Между дорожными вещами, нам присланными, были также ваточные шелковые нагрудники, на которых я увидел что-то написанное чернилами. Написано было: "Александру Петровичу Оленька сшила". Эти простые слова тронули меня до глубины сердца. Оленька эта была горничной девушкой у моих сестер, когда они жили у княгини.

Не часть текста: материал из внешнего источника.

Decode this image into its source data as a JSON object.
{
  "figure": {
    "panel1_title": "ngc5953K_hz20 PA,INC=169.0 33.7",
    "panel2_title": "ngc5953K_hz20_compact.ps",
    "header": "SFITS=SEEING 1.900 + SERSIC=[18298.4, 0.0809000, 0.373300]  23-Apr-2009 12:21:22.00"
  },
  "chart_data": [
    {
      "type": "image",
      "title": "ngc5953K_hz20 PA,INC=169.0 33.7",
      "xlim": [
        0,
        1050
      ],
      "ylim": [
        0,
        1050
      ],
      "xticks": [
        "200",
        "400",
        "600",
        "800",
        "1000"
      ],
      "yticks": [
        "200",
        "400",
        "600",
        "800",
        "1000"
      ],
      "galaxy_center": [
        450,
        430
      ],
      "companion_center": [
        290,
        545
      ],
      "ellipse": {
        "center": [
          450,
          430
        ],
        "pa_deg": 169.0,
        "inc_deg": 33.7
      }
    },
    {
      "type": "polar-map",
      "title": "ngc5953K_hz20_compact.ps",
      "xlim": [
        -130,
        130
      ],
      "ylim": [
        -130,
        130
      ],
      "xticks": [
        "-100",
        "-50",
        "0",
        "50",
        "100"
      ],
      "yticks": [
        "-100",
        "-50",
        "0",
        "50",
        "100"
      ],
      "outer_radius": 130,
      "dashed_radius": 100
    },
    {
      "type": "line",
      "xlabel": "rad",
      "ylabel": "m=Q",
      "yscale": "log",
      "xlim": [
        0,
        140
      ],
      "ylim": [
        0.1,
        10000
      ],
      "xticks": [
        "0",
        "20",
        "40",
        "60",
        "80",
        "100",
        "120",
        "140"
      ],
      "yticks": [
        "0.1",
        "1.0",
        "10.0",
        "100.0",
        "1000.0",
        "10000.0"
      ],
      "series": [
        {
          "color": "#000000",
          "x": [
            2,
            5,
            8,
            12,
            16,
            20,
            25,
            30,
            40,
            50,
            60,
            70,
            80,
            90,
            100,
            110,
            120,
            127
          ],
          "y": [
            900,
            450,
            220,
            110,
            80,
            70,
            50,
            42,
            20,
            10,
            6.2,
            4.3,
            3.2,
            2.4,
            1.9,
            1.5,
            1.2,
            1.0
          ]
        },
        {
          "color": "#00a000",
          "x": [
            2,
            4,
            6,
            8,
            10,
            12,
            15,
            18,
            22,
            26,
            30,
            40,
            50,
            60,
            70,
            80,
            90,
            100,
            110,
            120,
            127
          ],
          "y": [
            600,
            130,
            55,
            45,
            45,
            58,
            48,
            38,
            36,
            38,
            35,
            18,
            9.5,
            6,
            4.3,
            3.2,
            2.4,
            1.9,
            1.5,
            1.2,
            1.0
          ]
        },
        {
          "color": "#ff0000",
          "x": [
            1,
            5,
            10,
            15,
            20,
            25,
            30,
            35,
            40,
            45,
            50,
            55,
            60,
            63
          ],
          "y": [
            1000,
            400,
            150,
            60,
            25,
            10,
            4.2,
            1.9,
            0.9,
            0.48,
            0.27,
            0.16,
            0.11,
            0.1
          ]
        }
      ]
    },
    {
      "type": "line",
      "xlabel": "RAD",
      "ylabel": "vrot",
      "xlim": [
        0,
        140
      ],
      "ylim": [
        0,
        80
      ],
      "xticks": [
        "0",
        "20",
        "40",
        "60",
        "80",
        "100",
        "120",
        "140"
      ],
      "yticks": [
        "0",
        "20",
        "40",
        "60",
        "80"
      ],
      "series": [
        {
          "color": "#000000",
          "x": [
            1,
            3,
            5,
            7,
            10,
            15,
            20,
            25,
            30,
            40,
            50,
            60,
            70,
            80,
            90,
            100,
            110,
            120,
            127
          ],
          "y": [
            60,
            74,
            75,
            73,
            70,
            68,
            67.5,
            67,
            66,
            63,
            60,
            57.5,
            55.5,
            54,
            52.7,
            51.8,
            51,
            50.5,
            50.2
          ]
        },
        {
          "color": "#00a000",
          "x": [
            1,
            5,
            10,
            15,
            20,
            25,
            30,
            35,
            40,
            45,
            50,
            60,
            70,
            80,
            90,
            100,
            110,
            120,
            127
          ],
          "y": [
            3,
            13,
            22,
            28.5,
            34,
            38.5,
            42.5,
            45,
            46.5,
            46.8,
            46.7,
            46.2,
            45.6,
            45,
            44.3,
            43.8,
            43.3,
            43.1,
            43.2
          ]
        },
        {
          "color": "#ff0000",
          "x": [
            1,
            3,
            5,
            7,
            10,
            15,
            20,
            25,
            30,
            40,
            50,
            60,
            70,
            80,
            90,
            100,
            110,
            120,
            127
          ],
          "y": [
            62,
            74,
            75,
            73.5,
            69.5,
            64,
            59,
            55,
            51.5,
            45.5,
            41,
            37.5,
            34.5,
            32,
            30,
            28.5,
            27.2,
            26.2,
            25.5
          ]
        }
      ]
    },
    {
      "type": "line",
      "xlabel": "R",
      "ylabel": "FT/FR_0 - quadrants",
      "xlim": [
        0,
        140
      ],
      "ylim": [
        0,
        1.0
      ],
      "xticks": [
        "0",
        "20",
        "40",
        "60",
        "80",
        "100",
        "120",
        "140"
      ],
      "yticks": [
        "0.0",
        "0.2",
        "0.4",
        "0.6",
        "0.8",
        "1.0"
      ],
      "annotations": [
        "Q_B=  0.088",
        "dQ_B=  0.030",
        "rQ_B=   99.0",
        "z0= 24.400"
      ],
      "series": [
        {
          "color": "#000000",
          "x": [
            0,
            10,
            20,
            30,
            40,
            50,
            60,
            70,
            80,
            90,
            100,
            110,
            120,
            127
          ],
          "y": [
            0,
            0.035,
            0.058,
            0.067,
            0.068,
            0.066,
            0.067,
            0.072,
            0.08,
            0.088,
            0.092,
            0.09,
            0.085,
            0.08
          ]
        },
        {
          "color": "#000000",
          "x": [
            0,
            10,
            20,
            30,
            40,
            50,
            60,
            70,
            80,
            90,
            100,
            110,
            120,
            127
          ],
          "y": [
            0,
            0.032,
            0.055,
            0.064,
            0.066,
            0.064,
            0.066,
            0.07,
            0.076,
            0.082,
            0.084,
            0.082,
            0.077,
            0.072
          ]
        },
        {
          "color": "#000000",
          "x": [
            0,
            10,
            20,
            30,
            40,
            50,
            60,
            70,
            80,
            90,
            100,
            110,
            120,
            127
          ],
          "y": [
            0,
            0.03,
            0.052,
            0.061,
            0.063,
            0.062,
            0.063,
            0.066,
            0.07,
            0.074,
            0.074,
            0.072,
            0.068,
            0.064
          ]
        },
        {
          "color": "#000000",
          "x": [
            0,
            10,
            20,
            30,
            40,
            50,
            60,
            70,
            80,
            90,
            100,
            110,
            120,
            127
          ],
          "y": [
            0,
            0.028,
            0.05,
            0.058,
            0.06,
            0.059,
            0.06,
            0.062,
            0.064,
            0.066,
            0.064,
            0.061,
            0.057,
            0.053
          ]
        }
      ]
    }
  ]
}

После сентенции думали, что нас сейчас отправят по назначению, однако ж мы долго оставались в казематах; но теперь против меня был брат, а возле полковник, теперь без чинов, Аврамов, бывший командир Казанского полка, прекрасной души человек, который иначе не обращался к нам с братом, как со словами: mes infants (мои дети (фр.)). Это уже были дни отрады. Мы были очень веселы и часто сообщали друг другу довольно смешные идеи и беззаботно смеялись. В это время нас снабжали столом даже лучшим прежнего, на деньги, присылаемые извне. В это время, после пятимесячного воздержания, принесли и мне трубку и табак, чего я был лишен в течение 5 месяцев. Часто приносили нам книги. Мы прочли многие романы Вальтера Скотта и Купера по-французски. От души смеялись над проделками Жильблаза, которого герои были нарисованы одним из товарищей в этой куртине измайловским офицером Гандебловым, с которым бы были знакомы еще прежде.
В 12 часов 31 декабря 1826 года куранты проиграли свои обычные заунывные трели, а когда колокол пробил 12, раздался голос Аврамова, поздравлявший нас с Новым годом. Отворилась дверь и — о чудо! Передо мною стоял сторож с кривою полузеленою рюмкой шампанского! Я уже упоминал, что после сентенции родственники платили за наше содержание и присылали все нужное; конечно, к этому дню было прислано и шампанское.
Но эти отрадные дни заключения продолжались недолго. Однажды как-то комендант вздумал пройти по коридорам, не заходя в казематы. Вероятно, он ходил, и часто, так как иногда слух уловлял какое-то таинственное шествие по коридору, какой-то шепот, но в этот раз мы ничего не знали об этом посещении и, на беду, что-то говорили с братом; ночью является ко мне крепостной офицер, бывший помощником плац-адъютанта, объявляет, что меня велено перевести в другую куртину, и вот мы снова разлучены и, может быть, навеки! Крепко сжалось сердце, но делать было нечего, как следовать с ним вместе по дворам и переходам и войти в другую клетку, где уже исчезала наша молодая беззаботная радость. Тут я уже просидел до самого отъезда в Сибирь.
Этот последний каземат был скучнее прежних. Тут не было бульвара, как в Невской куртине, и вообще разлука с братом производила очень грустное настроение. Хотя участь наша была решена, значит, мучительная неизвестность исчезла, хотя нам давали книги и между романами, помню, была принесена огромная книга: "Путешествие к святым местам" Григоровича-Барского, которая доставила мне много наслаждений, но все же каземат давал себя чувствовать. Одиночное заключение действительно ужасно.
Из собственного моего опыта я убедился, что одиночное заключение страшнее смертной казни, окружающей каким-то ореолом даже безумного коммуниста в глазах толпы…
В этом каземате я однажды услышал голос, басом пропевший: "Je suis le capitaine de dragons" ("Я драгунский капитан" (фр.)), из чего я заключил, что это был А.И. Якубович, но я не отвечал ему, опасаясь нового перемещения, еще худшего. От сторожа я только знал, что сидел в этой куртине, кроме Якубовича, офицер Измайловского полка, кажется, Лапа, Вадковский, других не припомню.
Образ жизни моей в этом последнем каземате не изменился. Та же копоть из лампадки с фонарным маслом, оставлявшим следы в носу и легких, те же страшные количеством блохи. Те же два часа ходьбы по каземату, обед, отдых и чтение до ночи. Но все же тут было легче сравнительно с заключением до решения нашей участи, так как меня поддерживала уверенность скорого отправления, и действительно, я тут просидел только январь месяц 1827 года.